After all, one would easily reject an irrational demand if it was made by someone other than one’s own parents. But in the face of irrational parental demand, one has to learn to be humble.

If one learns to be humble to his or her parents, he or she will gradually treat others with humility as well, as Confuius advocated. In Buddhism, parents are one’s biggest Buddhas.

That’s why filial piety and humility were a pillar of traditional Chinese culture for thousands of years until modern times when Western individualism was introduced to China without much critical thinking.

And that’s why I did not encourage my friend to ignore his parents’ castigation, however unreasonable it was.

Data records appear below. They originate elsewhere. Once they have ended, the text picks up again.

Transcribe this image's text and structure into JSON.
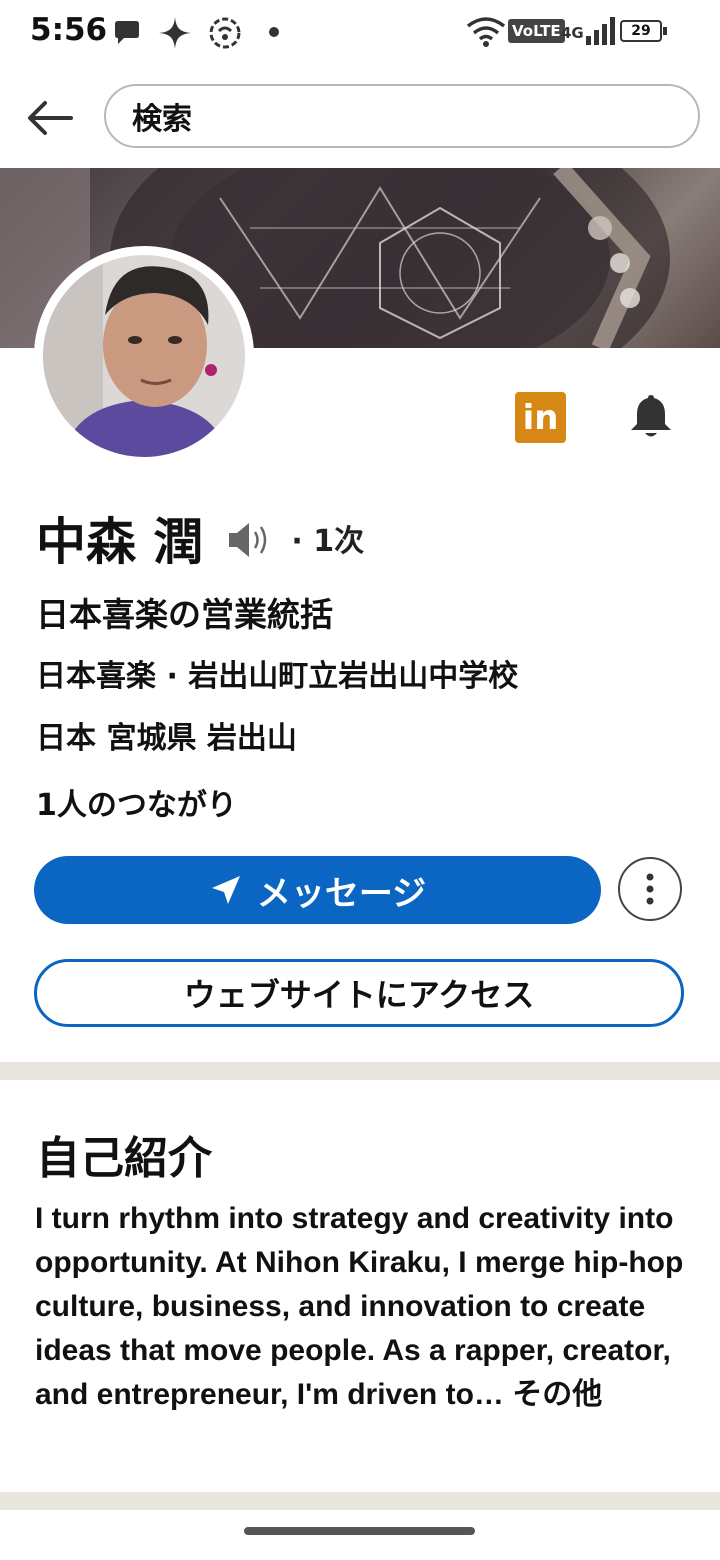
{
  "status_bar": {
    "time": "5:56",
    "network": "VoLTE",
    "signal": "4G",
    "battery": "29"
  },
  "search": {
    "value": "検索"
  },
  "profile": {
    "name": "中森 潤",
    "degree": "· 1次",
    "headline": "日本喜楽の営業統括",
    "company_school": "日本喜楽 · 岩出山町立岩出山中学校",
    "location": "日本 宮城県 岩出山",
    "connections": "1人のつながり",
    "linkedin_badge": "in"
  },
  "actions": {
    "message_label": "メッセージ",
    "website_label": "ウェブサイトにアクセス"
  },
  "about": {
    "title": "自己紹介",
    "text": "I turn rhythm into strategy and creativity into opportunity. At Nihon Kiraku, I merge hip-hop culture, business, and innovation to create ideas that move people. As a rapper, creator, and entrepreneur, I'm driven to…",
    "more_label": " その他"
  },
  "colors": {
    "primary": "#0a66c2",
    "linkedin_badge": "#d78814",
    "divider": "#e9e5df"
  }
}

After all, life is not all rational and arrogance is never a solution.

To persuade my friend to understand his parents, I told him a story about my parents-in-laws, who recently lived with us for more than a month.

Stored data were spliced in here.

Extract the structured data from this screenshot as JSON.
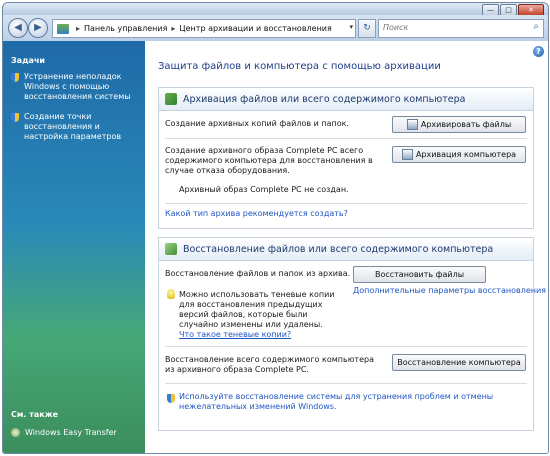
{
  "window": {
    "caption_buttons": [
      "—",
      "□",
      "✕"
    ]
  },
  "nav": {
    "back_icon": "back-arrow-icon",
    "forward_icon": "forward-arrow-icon",
    "breadcrumbs": [
      "Панель управления",
      "Центр архивации и восстановления"
    ],
    "search_placeholder": "Поиск"
  },
  "tasks": {
    "header": "Задачи",
    "items": [
      {
        "label": "Устранение неполадок Windows с помощью восстановления системы",
        "icon": "shield-icon"
      },
      {
        "label": "Создание точки восстановления и настройка параметров",
        "icon": "shield-icon"
      }
    ],
    "see_also_header": "См. также",
    "see_also_items": [
      {
        "label": "Windows Easy Transfer",
        "icon": "easy-transfer-icon"
      }
    ]
  },
  "main": {
    "title": "Защита файлов и компьютера с помощью архивации",
    "backup": {
      "header": "Архивация файлов или всего содержимого компьютера",
      "files_text": "Создание архивных копий файлов и папок.",
      "files_button": "Архивировать файлы",
      "pc_text": "Создание архивного образа Complete PC всего содержимого компьютера для восстановления в случае отказа оборудования.",
      "pc_button": "Архивация компьютера",
      "status_text": "Архивный образ Complete PC не создан.",
      "link": "Какой тип архива рекомендуется создать?"
    },
    "restore": {
      "header": "Восстановление файлов или всего содержимого компьютера",
      "files_text": "Восстановление файлов и папок из архива.",
      "files_button": "Восстановить файлы",
      "advanced_link": "Дополнительные параметры восстановления",
      "tip_text": "Можно использовать теневые копии для восстановления предыдущих версий файлов, которые были случайно изменены или удалены.",
      "tip_link": "Что такое теневые копии?",
      "pc_text": "Восстановление всего содержимого компьютера из архивного образа Complete PC.",
      "pc_button": "Восстановление компьютера",
      "system_restore_text": "Используйте восстановление системы для устранения проблем и отмены нежелательных изменений Windows."
    }
  }
}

In the past, my in-laws spent all their savings to raise three daughters born in the 1960s and 1970s. Now that all their daughters have grown up and lead decent lives, they have begun to relax a little bit.

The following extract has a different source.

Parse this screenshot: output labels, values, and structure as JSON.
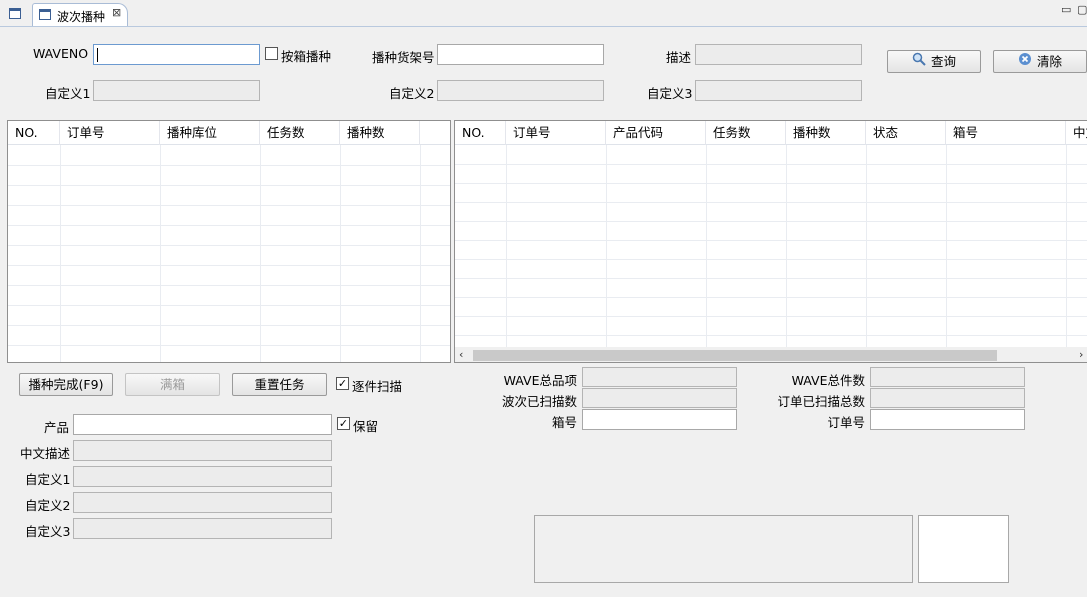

But during the past month while staying with us in our Shanghai home, they still strived to do all the household chores from cooking to cleaning. They did not want to bother us.

TV addiction

But my mother-in-law has a habit we all hope she could discard: TV addiction. Years of addiction to TV during her retirement has prevented her from seeing things clearly around her.

One day my wife suggested to her mother: “Maybe you could listen to dad playing the piano.” Her mother retorted: “I will never listen to the piano.”

Another day my mother-in-law said to me: “I don’t like whatever you like: calligraphy, painting, music and etc. I have a hobby you don’t understand: watching TV.”

Before my in-laws came to live with us, our home was quiet, except for music time. My wife and I seldom watched TV. But when my in-laws were with us, my wife and I returned home only to be bombarded with loud TV programs.

What could we do with my TV-addicted mother-in-law? I wish I could have switched off the TV immediately, but that would have hurt her feelings as she is our senior.

So my wife and I stopped our musical life and merrily accompanied my mother-in-law as she watched TV. My wife was clever and pious enough to make tea for her mother during these times. Her mother had seldom spent much time drinking tea before.

As I said in an earlier article, regular drinking of Pu’er tea brought my mother-in-law an unexpected surprise: her constipation was cured.

That was how my wife and I “dealt with” her mother’s irrational demand to watch TV any time she wanted. We yielded to her demand, but at the same time we did something good for her health. In that process, we also succesfully persuaded her to reduce the time spent watching TV.

That’s the spirit of humility we learned to cultivate in our communicatoin with our parents who may sometimes come up with irrational demands or behavior.

Some scholars in the West have criticized China for lacking the science of sociology, saying China was never a civil society, that it was largely a country based on family clans. But there’s a fundamental difference between a Chinese and a Western family.

A Chinese family is much more extended in which four or five generations may live together, making it essentially a miniature society.

In the West, parents seldom interfere in their children’s way of life, and children seldom feel the need to be humble to their parents’ demand, especially in the case of irrational ones.

I am not sure if filial piety will survive in China’s future generations, as those born in the 1980s and afterwards are typically influenced by Western individualism and regard filial piety as someting quaint or archaic.

But to me, and many other Chinese of older generations, our demanding parents have forced humility upon us.

If someone asks me what makes me proud as a Chinese, I would say it’s the spirit of humility I’ve learned in a miniature society that is our extended family.

 

The name of this weekly column comes from the famous Taoist saying that the ultimate good is the way of water.